Discover lesser-known cuts of meat from these chefs-turned-meatmasters and up your cooking game while saving some cash.
Skirt steak is often a really underrated cut of meat that no one really touches. I'd eat that every day of the week, cooked on the grill with some salt, pepper, a bit of oil … it's quite a lean cut of meat so it does need to be treated with a bit more care. Overcooking it can turn it to cardboard, but I think if you've got a moderately hot grill, four or five minutes each side will do the trick with a good 10-minute rest at the end. I'm a real sucker with some charred broccoli alongside it – keep it simple.
George Wintle, Cannings Butcher
- Recipe: Spice-rubbed skirt steak (pictured)
- Recipe: Skirt steak with hoisin and chilli
- Recipe: Spicy skirt steak and potatoes
Brisket is a lean cut from the breast. It has so much flavour and so through slow, low cooking it can be used in curries, braises or soup. To slow roast a brisket, brine it overnight with a little salt and brown sugar. Then to cook it, cover it in the marinade of your choice, put a little bit of stock on the bottom of the pan to keep it juicy, cover it in baking paper and foil, and cook it for about four or five hours at about 140 degrees, and it just falls off the bone.
Jemma Whiteman, Feather and Bone
Kidneys are so underrated. Especially in a pie. When prepping a kidney, you'll see a little white part. Just make sure that's trimmed out. For the pie, have your chuck steak and gravy component all cooked and ready to go and just throw the kidneys in (sear them off if you want a little bit of colour – I usually do) and then just pop on your pie lid. I tend to cut them quite finely, as well, so the kidney cooks down.

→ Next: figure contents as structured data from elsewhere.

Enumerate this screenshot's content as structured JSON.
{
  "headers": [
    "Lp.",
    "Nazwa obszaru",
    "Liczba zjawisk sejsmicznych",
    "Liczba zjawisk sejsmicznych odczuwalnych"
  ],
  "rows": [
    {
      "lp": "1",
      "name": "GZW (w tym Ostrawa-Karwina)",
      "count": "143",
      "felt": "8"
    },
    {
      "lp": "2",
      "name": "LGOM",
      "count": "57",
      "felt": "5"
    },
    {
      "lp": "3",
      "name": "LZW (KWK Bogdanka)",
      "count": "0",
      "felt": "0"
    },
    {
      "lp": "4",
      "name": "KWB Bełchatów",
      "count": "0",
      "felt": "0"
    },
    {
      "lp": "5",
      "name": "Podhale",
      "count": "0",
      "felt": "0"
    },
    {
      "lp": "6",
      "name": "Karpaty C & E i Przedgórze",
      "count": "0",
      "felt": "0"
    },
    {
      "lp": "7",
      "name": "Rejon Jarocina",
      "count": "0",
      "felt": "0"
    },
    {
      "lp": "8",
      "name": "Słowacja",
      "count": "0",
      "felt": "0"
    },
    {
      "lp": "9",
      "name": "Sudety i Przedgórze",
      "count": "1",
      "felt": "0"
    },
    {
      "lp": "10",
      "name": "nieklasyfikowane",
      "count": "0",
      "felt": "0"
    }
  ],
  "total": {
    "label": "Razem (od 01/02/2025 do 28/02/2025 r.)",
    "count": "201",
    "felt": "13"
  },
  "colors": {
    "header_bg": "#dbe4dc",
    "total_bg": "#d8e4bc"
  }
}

Kylie Millar, Shane's Quality Butchery
Beef rendang made with oyster blade. Photo: Kristoffer Paulsen
There are so many things you can do with an oyster blade cut (which is from just below the shoulder). You can just roast the whole thing. I take home a whole oyster blade quite often. I would cut steaks at the thinner end and then with the thicker end, which has that heavy sinew through it, you just dice it and turn it into a braise. It's one of the most delicious cuts of meat for that, and you get two meals out of the one piece. And two very different dishes as well, so you get the best of both worlds.
Jerome Hoban, Gamekeepers
Pork collar chops
Pork collar chops are basically a chop cut from the pork neck on the bone. It's definitely one of my favourite cuts – flavoursome and cost-effective due to it being left on the bone. It's best just cooked exactly the same way you'd cook pork scotch fillet: grilled or pan-fried to around medium/medium-well (still nice and pink in the middle). I rub it with adobo (Mexican) paste and grill it over charcoal, let it rest, carve it off the bone into slices and serve it in tortillas with pineapple, chopped onion, coriander, lime and salsa for a homemade version of tacos al pastor.
Chris Watson, Meatsmith
I know restaurants use tongue but I don't think it's very common at home. It can be a bit pricey but you don't have to go for wagyu – they're so highly marbled anyway. We brine ours, smoke it and then poach it. But you can skip this step altogether and simply poach the tongue in just-below-simmering water until it's tender. Peel off the outside skin, let it cool in the refrigerator so it can be sliced any way you choose, and then grill it with plenty of salt.
It can be shaved in a salad or a substantial slice for a meal. The texture is incredible.